Mrs. Brown’s Boys:
D’Movie
*
Dir:
Ben Kellett. With: Brendan O’Carroll, Jennifer Gibney, Robert Bathurst. 97
mins. Cert: 15
Perhaps some fourth walls just aren’t made to be
broken. The blowsy Irish market trader Agnes Brown first appeared on screen,
played more or less straight by Anjelica Huston, in 1999’s Agnes Browne [sic], the actress’s shrug-inducing adaptation of
Brendan O’Carroll’s novel The Mammy.
That movie did no business whatsoever, leading writer-performer O’Carroll to
reassert control over the character in much the same way Robin Williams did
over his family in Mrs. Doubtfire: by
dragging up. O’Carroll repositioned Agnes as the star of an old-school sitcom
that didn’t even feign the vaguely progressive leanings of its primetime
stablemate Citizen Khan: this really
was just a man in a dress, Dick Emery-style, hitting another man repeatedly
over the head with a tea tray.
You either found this funny or you didn’t, but
enough viewers did around the moment of the wildly profitable Inbetweeners film for the BBC
beancounters to justify the existence of this latest exercise in brand
expansion, announced onscreen as Brendan
O’Carroll’s Mrs. Brown’s Boys: D’Movie. (Anjelica Huston can, presumably,
feck off.) It would not be unfair to say only modest levels of time and money
have been expended on it: unlike Alan Partridge: Alpha Papa, where you sensed the presence of a huddling team of
writers, striving to craft new material up until the very second the cameras
rolled, D’Movie runs with a plotline
– Mrs. Brown has to defend her business from multiple threats – which could
equally have served any Steptoe and Son or Are You Being Served? spin-off.
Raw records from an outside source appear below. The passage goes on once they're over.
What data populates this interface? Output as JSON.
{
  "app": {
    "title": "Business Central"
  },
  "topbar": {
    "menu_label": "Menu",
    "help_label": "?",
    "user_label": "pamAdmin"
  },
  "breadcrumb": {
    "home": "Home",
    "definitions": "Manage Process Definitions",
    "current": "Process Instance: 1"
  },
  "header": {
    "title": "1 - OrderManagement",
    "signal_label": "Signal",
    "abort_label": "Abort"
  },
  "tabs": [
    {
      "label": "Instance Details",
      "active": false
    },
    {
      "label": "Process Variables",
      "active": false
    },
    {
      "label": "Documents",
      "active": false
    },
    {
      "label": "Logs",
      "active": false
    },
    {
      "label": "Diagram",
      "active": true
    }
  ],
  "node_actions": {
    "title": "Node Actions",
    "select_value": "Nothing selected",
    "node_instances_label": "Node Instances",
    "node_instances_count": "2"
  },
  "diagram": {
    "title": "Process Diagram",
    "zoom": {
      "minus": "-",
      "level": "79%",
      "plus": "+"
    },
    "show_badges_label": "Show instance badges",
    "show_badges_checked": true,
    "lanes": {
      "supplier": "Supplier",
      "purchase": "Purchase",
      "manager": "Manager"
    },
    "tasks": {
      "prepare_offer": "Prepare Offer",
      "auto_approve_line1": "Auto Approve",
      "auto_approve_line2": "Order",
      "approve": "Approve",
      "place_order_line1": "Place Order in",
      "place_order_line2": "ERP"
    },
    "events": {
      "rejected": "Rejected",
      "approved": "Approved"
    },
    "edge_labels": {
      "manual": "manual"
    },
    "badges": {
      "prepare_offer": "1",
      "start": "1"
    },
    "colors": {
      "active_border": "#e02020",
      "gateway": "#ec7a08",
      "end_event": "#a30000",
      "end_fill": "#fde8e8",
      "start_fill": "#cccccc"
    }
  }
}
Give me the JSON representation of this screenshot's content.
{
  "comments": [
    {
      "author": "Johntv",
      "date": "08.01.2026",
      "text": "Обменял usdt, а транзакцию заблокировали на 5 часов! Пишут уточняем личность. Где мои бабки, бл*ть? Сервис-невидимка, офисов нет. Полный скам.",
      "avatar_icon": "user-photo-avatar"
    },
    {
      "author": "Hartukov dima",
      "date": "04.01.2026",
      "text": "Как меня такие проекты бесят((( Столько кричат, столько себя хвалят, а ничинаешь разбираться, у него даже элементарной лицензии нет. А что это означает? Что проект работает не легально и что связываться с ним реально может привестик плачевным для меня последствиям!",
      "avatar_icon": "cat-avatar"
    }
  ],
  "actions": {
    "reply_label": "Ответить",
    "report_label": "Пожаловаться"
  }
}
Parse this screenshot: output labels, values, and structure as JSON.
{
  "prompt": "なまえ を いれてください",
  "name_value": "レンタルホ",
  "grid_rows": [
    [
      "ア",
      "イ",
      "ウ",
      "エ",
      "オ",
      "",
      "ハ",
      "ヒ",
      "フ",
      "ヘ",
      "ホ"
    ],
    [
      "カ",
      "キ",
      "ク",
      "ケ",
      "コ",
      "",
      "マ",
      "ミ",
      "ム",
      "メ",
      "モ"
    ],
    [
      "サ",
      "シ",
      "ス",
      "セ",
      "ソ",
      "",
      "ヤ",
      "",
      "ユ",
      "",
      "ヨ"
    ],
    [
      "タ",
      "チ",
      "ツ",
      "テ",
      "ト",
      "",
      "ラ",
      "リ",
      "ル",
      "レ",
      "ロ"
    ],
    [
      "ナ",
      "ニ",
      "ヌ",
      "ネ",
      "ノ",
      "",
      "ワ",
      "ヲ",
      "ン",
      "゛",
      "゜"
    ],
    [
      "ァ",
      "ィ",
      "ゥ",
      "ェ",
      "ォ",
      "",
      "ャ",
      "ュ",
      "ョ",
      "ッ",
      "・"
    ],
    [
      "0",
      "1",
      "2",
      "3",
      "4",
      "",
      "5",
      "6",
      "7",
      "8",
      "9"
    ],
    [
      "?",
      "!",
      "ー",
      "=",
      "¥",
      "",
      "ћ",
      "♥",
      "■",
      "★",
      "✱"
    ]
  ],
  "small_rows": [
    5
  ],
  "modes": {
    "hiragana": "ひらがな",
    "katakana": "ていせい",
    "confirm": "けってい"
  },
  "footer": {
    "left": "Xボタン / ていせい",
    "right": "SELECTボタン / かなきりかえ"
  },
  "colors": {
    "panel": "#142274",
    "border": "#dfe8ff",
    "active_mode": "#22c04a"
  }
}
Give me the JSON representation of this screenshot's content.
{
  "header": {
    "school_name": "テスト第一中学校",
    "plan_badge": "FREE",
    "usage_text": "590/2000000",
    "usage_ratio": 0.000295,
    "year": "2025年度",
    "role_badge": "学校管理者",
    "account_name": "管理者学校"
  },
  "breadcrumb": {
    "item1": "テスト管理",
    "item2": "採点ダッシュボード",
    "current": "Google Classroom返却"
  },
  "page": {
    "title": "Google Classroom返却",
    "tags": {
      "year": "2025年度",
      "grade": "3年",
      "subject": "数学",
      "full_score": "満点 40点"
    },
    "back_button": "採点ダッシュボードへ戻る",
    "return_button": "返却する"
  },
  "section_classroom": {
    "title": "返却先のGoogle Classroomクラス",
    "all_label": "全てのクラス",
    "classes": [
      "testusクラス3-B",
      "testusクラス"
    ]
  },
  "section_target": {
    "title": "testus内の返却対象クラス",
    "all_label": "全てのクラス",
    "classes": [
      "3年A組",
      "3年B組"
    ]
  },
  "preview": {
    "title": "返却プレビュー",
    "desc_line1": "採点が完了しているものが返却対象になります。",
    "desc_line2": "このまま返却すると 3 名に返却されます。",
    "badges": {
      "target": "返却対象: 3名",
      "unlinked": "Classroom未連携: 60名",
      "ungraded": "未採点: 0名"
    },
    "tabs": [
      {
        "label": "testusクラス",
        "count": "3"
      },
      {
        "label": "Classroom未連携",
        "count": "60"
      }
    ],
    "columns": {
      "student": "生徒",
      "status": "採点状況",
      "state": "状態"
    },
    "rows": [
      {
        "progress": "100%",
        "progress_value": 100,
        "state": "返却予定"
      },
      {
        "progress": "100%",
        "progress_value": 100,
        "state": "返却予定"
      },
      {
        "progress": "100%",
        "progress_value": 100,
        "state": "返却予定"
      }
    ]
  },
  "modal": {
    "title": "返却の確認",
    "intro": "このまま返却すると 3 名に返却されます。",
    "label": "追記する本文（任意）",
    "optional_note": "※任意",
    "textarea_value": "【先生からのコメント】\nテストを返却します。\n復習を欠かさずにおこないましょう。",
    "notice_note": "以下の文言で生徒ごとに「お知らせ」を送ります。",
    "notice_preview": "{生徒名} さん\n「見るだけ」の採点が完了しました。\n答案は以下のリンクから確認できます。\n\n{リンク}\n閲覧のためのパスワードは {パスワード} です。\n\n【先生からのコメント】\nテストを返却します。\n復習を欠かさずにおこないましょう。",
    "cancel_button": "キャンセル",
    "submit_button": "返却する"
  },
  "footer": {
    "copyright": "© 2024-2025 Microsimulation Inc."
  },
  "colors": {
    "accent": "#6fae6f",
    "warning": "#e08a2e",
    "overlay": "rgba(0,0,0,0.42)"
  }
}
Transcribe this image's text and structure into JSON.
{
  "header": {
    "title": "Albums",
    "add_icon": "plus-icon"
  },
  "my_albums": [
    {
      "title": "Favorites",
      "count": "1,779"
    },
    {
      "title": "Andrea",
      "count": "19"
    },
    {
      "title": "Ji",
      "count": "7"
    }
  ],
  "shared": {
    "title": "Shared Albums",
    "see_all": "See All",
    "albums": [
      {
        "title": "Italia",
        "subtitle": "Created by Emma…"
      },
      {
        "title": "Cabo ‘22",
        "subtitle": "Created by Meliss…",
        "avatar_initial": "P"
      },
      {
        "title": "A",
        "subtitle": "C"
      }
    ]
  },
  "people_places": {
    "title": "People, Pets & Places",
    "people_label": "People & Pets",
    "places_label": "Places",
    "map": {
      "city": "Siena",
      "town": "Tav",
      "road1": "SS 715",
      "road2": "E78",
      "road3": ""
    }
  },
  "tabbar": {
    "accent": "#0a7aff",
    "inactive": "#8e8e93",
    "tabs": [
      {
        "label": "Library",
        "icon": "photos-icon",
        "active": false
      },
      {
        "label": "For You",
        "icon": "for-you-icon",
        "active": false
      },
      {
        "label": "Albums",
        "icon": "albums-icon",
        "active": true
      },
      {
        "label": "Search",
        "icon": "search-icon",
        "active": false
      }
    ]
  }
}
That a key subplot involves Mrs. Brown trying to avoid paying an
unexpectedly large tax bill suggests O’Carroll has started writing what he
knows, just as George Lucas did around the point the later Star Wars movies got bogged down in committee rooms. Possibly the
newly flush writer-star has spent too long negotiating with HMRC, because the
comedy here is underwritten at best. Someone mistakes Placido Domingo for a
holiday resort. A contrived acronym turns a MP into a PRIC. Film and TV themes
(The Pink Panther, The A-Team, The Great Escape) are thrown in, apparently just so we can
recognise them. The old-school mildness extends to mild racism: the idea of an
Indian trader being mistaken for Jamaican, or a middle-aged Irishman
impersonating a Chinese man (introducing O’Carroll’s new creation, karate
instructor Mr. Wang: “Harrow!”) is meant to induce big, bronchial wheezes.
Sitcom veteran Ben Kellett directs it functionally, venturing brief,
touristy exteriors of Dublin – in which sparse numbers of extras are seen
congregating – before retreating to safe, obvious, cheap-looking set-bound
business. Yet with the exception of an opening fire safety announcement, the
sitcom’s meta-ness has been dialled back. In this rushed and cramped context,
the inbuilt bloopers just look unprofessional, indistinct from the other
fluffed or half-hearted material; the new notes of sentiment and whimsy only
recall Agnes Brown-with-an-e. You sense O’Carroll has diluted his own show’s essence for wider consumption: while the sitcom could be
broad, it was often clever with it, and never this bland.
Unlike Guest House Paradiso or Kevin and Perry Go Large or Keith Lemon, then, D’Movie is never aggressively, in-your-face bad, more a flatly
indifferent cash-in – and the devoted fanbase this character has accrued over
the past decade may yet rally to ensure it does indeed become another Inbetweeners-style box-office bonanza:
comedy is subjective, after all. Yet poking through the thin stew served up
here in vain search of the one belly laugh or handful of chuckles that might
justify handing over that hard-earned tenner this weekend, one is led to the
conclusion comedy has never been quite as subjective as this.
Mrs. Brown's Boys: D'Movie opens in cinemas nationwide today.